Patti Wenzel

And the recount begins

By - Apr 28th, 2011 04:00 am

If you’re expecting to see images reminiscent of Florida 2000, you’re out of luck.  The first day of the Wisconsin Supreme Count election recount began and ended quietly in Milwaukee County with no protesters, a few citizen observers and about 50 Kloppenburg and Prosser operatives.

No hanging chads – just election canvassers sorting through the paper scan sheets each voter filled out on April 5, putting them into piles designated for Justice David Prosser or Assistant Attorney General JoAnne Kloppenburg. An occasional question as to the marking of an arrow on the ballot brought over county election commission officials, who listened to polite challenges from the observers.

Only one magnifying glass was noticed on a table next to a Kloppenburg worker.

Milwaukee County is holding its recount at the county’s sports complex in Franklin. The 55,000 square foot building is large enough to hold canvassers from the 19 municipalities, but that isn’t the practice being used. Instead, Wednesday started with the cities of Milwaukee and West Allis and the village of Shorewood counting ballots. As municipalities finish their counts, others will arrive.

A pair of canvassers  – one Republican and one Democratic –  seated at 30 tables began counting Wednesday morning. Each pair is responsible for a single ward through the entire recount process; when complete they are given a new ward to count.

The ballots are secured in large  bins and guarded by Milwaukee County Sheriff’s deputies. Each ward’s ballots are enclosed in a rip-resistant plastic bag and sealed with zip ties. An election commission official verifies the ward number with paperwork supplied by the Government Accountability Board, then breaks the seal on the bag.

Milwaukee County is completing a hand recount, since most of the municipalities use older vote scanning machines. These machines would require their existing memory cartridges to be erased in order to re-run the ballots — thus destroying an original record of the count from election night. Since the original election counts must be preserved during a recount and the machines are unable to save those counts, a Dane County judge ordered and the candidates agreed to the hand count process.

Votes that were cast on the electronic screen voting machines will also be hand recounted.
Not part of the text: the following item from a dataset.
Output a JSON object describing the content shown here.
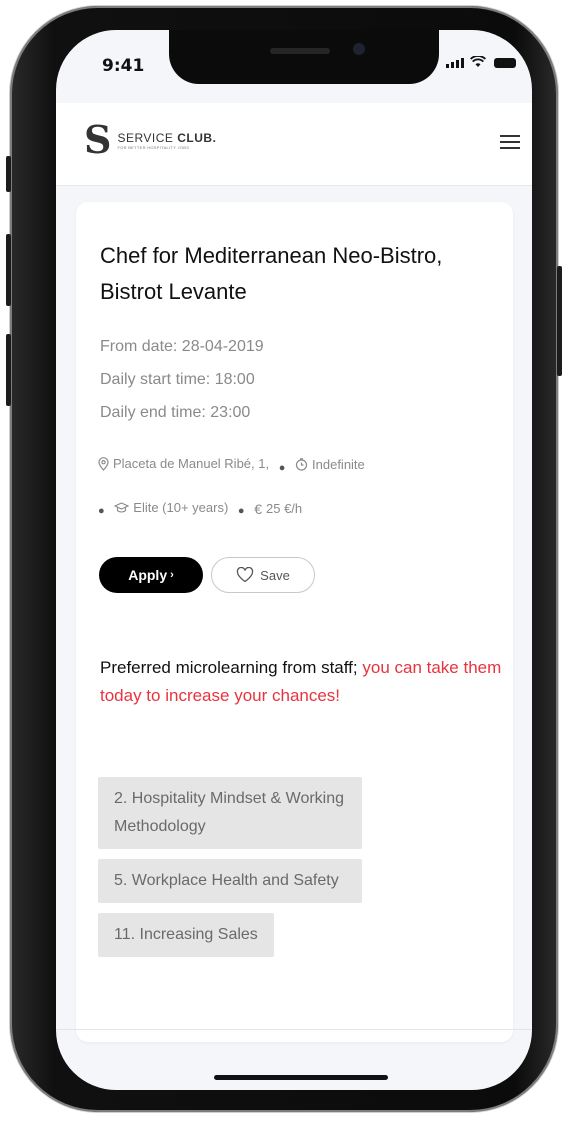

The machine keeps a paper record of each vote, which will be recounted in the same manner as the regular ballots.

Only four citizens joined a dozen journalists and Fox Point Village Clerk Tanya O’Malley to watch the count early Wednesday morning. Each cited curiosity as their motivation for coming out on the wet and windy day.

Patricia McCleary Groth and Walter Groth of Oak Creek wanted to see how efficient the recount would be, but were concerned that only three municipalities were counting at a time.

“That seems like it will drag it out longer than needed,” Walter said.

Both were impressed with the presence of law enforcement and surprised there were no protesters outside the building.

Renee Haas and Steve Kram described themselves as “political junkies” and wanted to see the recount in person.

“This is something you typically only get to see on T.V.,” Haas said.

The statewide recount began this morning and should be completed by May 9. However, the recount will be suspended in three state assembly districts from May 3-5, because of special elections being held next Tuesday to fill seats left vacant after Gov. Scott Walker appointed former Reps. Mike Huebsch, Scott Gunderson and Mark Gottlieb to administration positions.

Cost estimates for the recount statewide could be as high as $1 million. The cost could be as little as $120 in Price County, where slightly more than 4,000 votes were cast, to as high as $500,000 in Milwaukee County.

Haas wasn’t concerned about the cost of the recount.

“I have no problem with it. Everything costs something,” she said. “Democracy costs something.”